Concept to Classroom: What are the implications of constructivism for the school administrator?
Jacqueline Grennon Brooks: An administrator adopting or experimenting with a constructivist viewpoint has to change his or her understanding of what's going on in the classroom in terms of student learning. We're not looking at teacher performance. We're looking at the teacher as an individual helping students make meaning. So the administrator and teacher, together, can conference about meaning-making of their students.

Concept to Classroom: What are the implications of constructivism for the child's parents, guardians, and community?
Jacqueline Grennon Brooks: For the community and for parents, their only real access to understanding schools is typically by the test grades that their children bring home. When we change from a traditional to a constructivist-based educational setting, we really need to do a lot of work in helping the community understand different indicators of excellence. We have to help the community look at the products that the students are generating in terms of the thinking behind those products and what those products are expressing in terms of meaning.
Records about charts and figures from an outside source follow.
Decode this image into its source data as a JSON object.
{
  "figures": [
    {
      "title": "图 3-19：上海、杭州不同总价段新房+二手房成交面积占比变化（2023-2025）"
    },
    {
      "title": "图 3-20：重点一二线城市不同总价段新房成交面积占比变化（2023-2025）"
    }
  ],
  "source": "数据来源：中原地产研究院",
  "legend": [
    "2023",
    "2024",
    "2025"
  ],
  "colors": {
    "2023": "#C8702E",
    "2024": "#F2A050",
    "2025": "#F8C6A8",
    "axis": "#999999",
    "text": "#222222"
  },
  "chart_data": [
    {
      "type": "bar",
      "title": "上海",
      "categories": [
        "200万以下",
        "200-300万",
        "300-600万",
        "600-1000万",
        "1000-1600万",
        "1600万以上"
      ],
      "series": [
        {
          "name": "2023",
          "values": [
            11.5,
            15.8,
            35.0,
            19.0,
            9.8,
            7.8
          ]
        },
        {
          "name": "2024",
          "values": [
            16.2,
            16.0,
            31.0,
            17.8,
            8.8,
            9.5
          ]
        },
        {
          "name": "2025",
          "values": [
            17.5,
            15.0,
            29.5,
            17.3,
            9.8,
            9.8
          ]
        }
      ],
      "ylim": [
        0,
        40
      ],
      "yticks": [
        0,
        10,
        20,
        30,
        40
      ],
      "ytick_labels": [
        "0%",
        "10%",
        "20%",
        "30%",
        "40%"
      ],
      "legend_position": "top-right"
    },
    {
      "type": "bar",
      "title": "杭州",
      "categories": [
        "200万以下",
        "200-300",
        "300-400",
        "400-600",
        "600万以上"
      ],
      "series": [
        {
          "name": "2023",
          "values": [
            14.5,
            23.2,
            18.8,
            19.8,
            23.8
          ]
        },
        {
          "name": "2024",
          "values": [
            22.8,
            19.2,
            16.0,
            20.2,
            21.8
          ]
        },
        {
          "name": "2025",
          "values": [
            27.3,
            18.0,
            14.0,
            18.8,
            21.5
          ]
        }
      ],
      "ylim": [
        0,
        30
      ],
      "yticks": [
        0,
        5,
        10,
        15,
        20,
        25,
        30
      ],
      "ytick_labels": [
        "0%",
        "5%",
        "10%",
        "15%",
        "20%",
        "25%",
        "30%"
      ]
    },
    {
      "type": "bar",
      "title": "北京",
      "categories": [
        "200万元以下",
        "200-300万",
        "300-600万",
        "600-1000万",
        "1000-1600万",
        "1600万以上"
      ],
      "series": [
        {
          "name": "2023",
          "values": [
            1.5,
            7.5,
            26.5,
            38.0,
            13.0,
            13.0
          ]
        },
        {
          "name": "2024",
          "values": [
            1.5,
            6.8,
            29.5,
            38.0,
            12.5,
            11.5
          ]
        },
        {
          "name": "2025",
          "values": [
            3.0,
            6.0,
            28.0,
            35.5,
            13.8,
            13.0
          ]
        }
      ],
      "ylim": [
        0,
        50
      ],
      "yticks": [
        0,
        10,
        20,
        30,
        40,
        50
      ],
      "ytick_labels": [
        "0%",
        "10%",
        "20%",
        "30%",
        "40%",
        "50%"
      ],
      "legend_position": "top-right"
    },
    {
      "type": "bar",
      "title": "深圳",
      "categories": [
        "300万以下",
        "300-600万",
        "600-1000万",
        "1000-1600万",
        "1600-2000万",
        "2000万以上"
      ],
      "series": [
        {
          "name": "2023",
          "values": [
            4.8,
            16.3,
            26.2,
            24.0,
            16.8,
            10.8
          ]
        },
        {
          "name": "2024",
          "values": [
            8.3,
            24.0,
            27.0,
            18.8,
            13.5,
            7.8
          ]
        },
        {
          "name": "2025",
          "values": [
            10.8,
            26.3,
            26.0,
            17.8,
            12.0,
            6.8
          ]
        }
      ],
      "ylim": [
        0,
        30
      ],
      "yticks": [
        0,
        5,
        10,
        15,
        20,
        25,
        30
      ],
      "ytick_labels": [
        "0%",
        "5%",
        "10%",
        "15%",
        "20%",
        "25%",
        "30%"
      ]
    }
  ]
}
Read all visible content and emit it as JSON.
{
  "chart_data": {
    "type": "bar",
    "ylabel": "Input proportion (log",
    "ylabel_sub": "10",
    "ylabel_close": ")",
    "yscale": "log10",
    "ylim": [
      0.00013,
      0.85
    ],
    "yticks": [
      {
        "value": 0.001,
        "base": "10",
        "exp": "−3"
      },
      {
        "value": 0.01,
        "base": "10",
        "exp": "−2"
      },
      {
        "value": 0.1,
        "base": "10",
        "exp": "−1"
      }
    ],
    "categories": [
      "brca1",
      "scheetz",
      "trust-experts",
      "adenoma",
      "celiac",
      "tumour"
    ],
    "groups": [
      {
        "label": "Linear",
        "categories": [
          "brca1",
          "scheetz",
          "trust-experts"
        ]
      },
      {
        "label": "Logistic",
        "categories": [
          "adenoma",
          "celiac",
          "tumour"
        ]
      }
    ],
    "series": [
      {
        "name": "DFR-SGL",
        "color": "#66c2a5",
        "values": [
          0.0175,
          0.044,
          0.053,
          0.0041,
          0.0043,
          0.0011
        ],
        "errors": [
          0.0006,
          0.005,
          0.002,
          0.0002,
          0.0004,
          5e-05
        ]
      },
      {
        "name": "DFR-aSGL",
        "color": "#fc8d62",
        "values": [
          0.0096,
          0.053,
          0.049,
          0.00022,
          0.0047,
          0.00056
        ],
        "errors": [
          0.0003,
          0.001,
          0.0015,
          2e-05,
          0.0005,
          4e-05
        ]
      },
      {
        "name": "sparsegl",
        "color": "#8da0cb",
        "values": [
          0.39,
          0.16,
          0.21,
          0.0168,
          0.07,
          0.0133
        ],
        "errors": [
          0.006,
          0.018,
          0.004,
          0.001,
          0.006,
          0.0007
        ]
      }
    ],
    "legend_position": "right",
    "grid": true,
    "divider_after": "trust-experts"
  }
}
Concept to Classroom: Test scores are often the basis by which community members judge schools and schools receive state funding. What do you think of test scores as a way to evaluate performance? Jacqueline Grennon Brooks: Oftentimes, we look at test scores because it's the only information that we have. I think we as a profession, need to do much better at broadening how we communicate the outcomes of the learning processes going on in our schools. The focus on test scores has done more to narrow curriculum, and limit students' opportunities for growth and development than have those test scores been an indicator of success. Concept to Classroom: Would you like to add anything?
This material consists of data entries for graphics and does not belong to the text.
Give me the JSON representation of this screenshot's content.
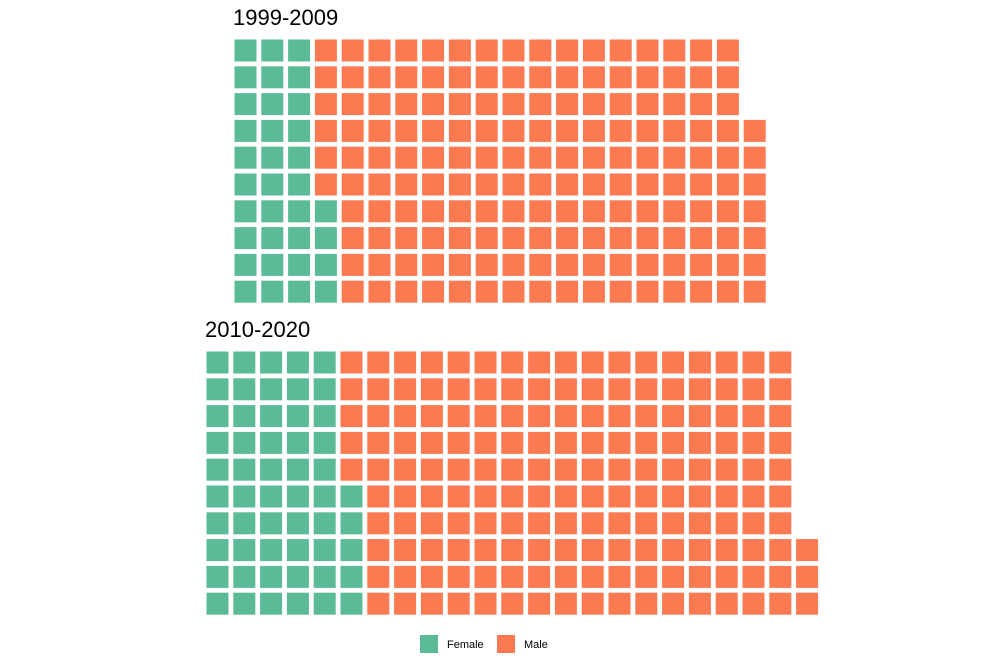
{
  "chart_data": {
    "type": "waffle",
    "unit_description": "",
    "colors": {
      "Female": "#5bbb97",
      "Male": "#fc7a52"
    },
    "legend": {
      "position": "bottom",
      "entries": [
        "Female",
        "Male"
      ]
    },
    "panels": [
      {
        "title": "1999-2009",
        "rows": 10,
        "fill_order": "column-wise, bottom to top",
        "series": [
          {
            "name": "Female",
            "value": 34
          },
          {
            "name": "Male",
            "value": 163
          }
        ]
      },
      {
        "title": "2010-2020",
        "rows": 10,
        "fill_order": "column-wise, bottom to top",
        "series": [
          {
            "name": "Female",
            "value": 55
          },
          {
            "name": "Male",
            "value": 168
          }
        ]
      }
    ]
  }
}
Jacqueline Grennon Brooks: I have had teachers with whom I worked tell me that once they have adopted, studied and adopted this new viewpoint , that they can't go back again. They can not go back to their original teaching, that once they have experienced the energy of their

classroom and their students, forging together new understanding, and once they talk about how much they have learned about the concepts themselves, through collaborating with their students, that the traditional method simply doesn't hold the value it used to.